Unterhalb der EU-Schwellenwerte gelten weder die EU-Vergaberichtlinien, noch die §§ 97 ff GWB, weshalb ein Primärrechtschutz im Rahmen des sogenannten vergaberechtlichen Nachprüfungsverfahrens nicht besteht. Da jedoch auch im Unterschwellenbereich die Grundfreiheiten des europäischen Rechts gelten, gelten auch dort die Mindestanforderungen an die Transparenz des Verfahrens und der Gleichbehandlung der Bieter. (EuGH Urteil vom 20.05.2010- T -258/06)
Schließlich ergibt sich dies aus dem Gleichbehandlungsgrundsatz gem. Art. GG und dem Transparenzgebot (BVerfG Urteil vom 13.06.2006 - 1 BvR 1160/03)
Damit ist allerdings zugleich definiert, welche Anforderungen an die Qualität von Verstößen zu stellen sind.

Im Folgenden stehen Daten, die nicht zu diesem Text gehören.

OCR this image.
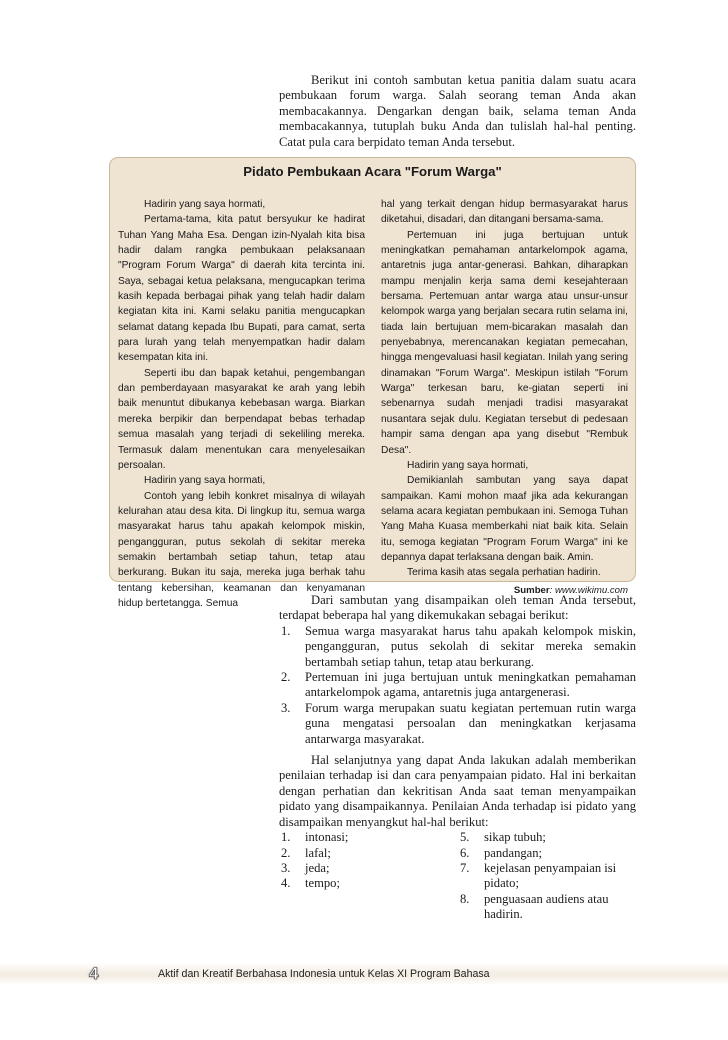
Berikut ini contoh sambutan ketua panitia dalam suatu acara pembukaan forum warga. Salah seorang teman Anda akan membacakannya. Dengarkan dengan baik, selama teman Anda membacakannya, tutuplah buku Anda dan tulislah hal-hal penting. Catat pula cara berpidato teman Anda tersebut.

Pidato Pembukaan Acara "Forum Warga"

Hadirin yang saya hormati,

Pertama-tama, kita patut bersyukur ke hadirat Tuhan Yang Maha Esa. Dengan izin-Nyalah kita bisa hadir dalam rangka pembukaan pelaksanaan "Program Forum Warga" di daerah kita tercinta ini. Saya, sebagai ketua pelaksana, mengucapkan terima kasih kepada berbagai pihak yang telah hadir dalam kegiatan kita ini. Kami selaku panitia mengucapkan selamat datang kepada Ibu Bupati, para camat, serta para lurah yang telah menyempatkan hadir dalam kesempatan kita ini.

Seperti ibu dan bapak ketahui, pengembangan dan pemberdayaan masyarakat ke arah yang lebih baik menuntut dibukanya kebebasan warga. Biarkan mereka berpikir dan berpendapat bebas terhadap semua masalah yang terjadi di sekeliling mereka. Termasuk dalam menentukan cara menyelesaikan persoalan.

Hadirin yang saya hormati,

Contoh yang lebih konkret misalnya di wilayah kelurahan atau desa kita. Di lingkup itu, semua warga masyarakat harus tahu apakah kelompok miskin, pengangguran, putus sekolah di sekitar mereka semakin bertambah setiap tahun, tetap atau berkurang. Bukan itu saja, mereka juga berhak tahu tentang kebersihan, keamanan dan kenyamanan hidup bertetangga. Semua

hal yang terkait dengan hidup bermasyarakat harus diketahui, disadari, dan ditangani bersama-sama.

Pertemuan ini juga bertujuan untuk meningkatkan pemahaman antarkelompok agama, antaretnis juga antar-generasi. Bahkan, diharapkan mampu menjalin kerja sama demi kesejahteraan bersama. Pertemuan antar warga atau unsur-unsur kelompok warga yang berjalan secara rutin selama ini, tiada lain bertujuan mem-bicarakan masalah dan penyebabnya, merencanakan kegiatan pemecahan, hingga mengevaluasi hasil kegiatan. Inilah yang sering dinamakan "Forum Warga". Meskipun istilah "Forum Warga" terkesan baru, ke-giatan seperti ini sebenarnya sudah menjadi tradisi masyarakat nusantara sejak dulu. Kegiatan tersebut di pedesaan hampir sama dengan apa yang disebut "Rembuk Desa".

Hadirin yang saya hormati,

Demikianlah sambutan yang saya dapat sampaikan. Kami mohon maaf jika ada kekurangan selama acara kegiatan pembukaan ini. Semoga Tuhan Yang Maha Kuasa memberkahi niat baik kita. Selain itu, semoga kegiatan "Program Forum Warga" ini ke depannya dapat terlaksana dengan baik. Amin.

Terima kasih atas segala perhatian hadirin.

Sumber: www.wikimu.com

Dari sambutan yang disampaikan oleh teman Anda tersebut, terdapat beberapa hal yang dikemukakan sebagai berikut:

1. Semua warga masyarakat harus tahu apakah kelompok miskin, pengangguran, putus sekolah di sekitar mereka semakin bertambah setiap tahun, tetap atau berkurang.
2. Pertemuan ini juga bertujuan untuk meningkatkan pemahaman antarkelompok agama, antaretnis juga antargenerasi.
3. Forum warga merupakan suatu kegiatan pertemuan rutin warga guna mengatasi persoalan dan meningkatkan kerjasama antarwarga masyarakat.

Hal selanjutnya yang dapat Anda lakukan adalah memberikan penilaian terhadap isi dan cara penyampaian pidato. Hal ini berkaitan dengan perhatian dan kekritisan Anda saat teman menyampaikan pidato yang disampaikannya. Penilaian Anda terhadap isi pidato yang disampaikan menyangkut hal-hal berikut:

1. intonasi;
2. lafal;
3. jeda;
4. tempo;
5. sikap tubuh;
6. pandangan;
7. kejelasan penyampaian isi pidato;
8. penguasaan audiens atau hadirin.
4	Aktif dan Kreatif Berbahasa Indonesia untuk Kelas XI Program Bahasa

Nicht jeder Verstoß, der oberhalb der Schwellenwerte einem Vergabenachprüfungsverfahren unterliegen könnte, ist geeignet die Zivilgerichte im Wege einstweiligen Rechtschutzes unterhalb der Schwellenwerte mit Erfolg zu beschäftigen.
Zu Recht wird daher das Vorliegen von Willkür sowie eines bewusst diskriminierenden Verhaltens des Auftraggebers oder das Fehlen eines sachlichen Grundes für die Ungleichbehandlung eines Bieters vorausgesetzt. (OLG Hamm Urteil vom 12.02.2008 - 4 U 190/07)
In letzter Zeit scheint sich jedoch verstärkt die Auffassung des OLG Düsseldorf durch zu setzten, wonach grundsätzlich jeder Verstoß einen Unterlassungsanspruch des Betroffenen Bieters aus §§ 241 Abs. 1, 311 Abs. 2 BGB auslöse. (OLG Düsseldorf 13.01.2010- 27 U 1/09).
Auf dieser Linie liegt nunmehr auch eine Entscheidung des OLG Saarbrücken, wonach ein Bieter im vergaberechtlichen Unterschwellenbereich im Wege des Primärrechtschutzes die Unterlassung der Zuschlagserteilung gem. §§ 241 Abs. 2, 311 Abs. 2 Nr. 2, 280 Abs. 1 i. V. m. 1004 Abs. 1 BGB analog verlangen kann, sodass die gerichtliche Prüfung nicht auf eine bloße Willkürkontrolle beschränkt ist. (OLG Saarbrücken Urteil vom 13.06.2012 - 1 U 357/11)
Sollte sich die vom OLG Düsseldorf vorgegebene Linie durchsetzen, was angesichts der Bedeutung des OLG Düsseldorf nicht unwahrscheinlich ist (Zuständigkeit VK-Bund) so wäre es allerdings nur konsequent, wenn die obergerichtliche Rechtsprechung auch einem entsprechenden Akteneinsichtsrecht das Wort reden würde, denn ohne Akteneinsicht lässt sich ein Verstoß regelmäßig nicht begründen.
Hier geht die Rechtsprechung jedoch in die genau entgegengesetzte Richtung.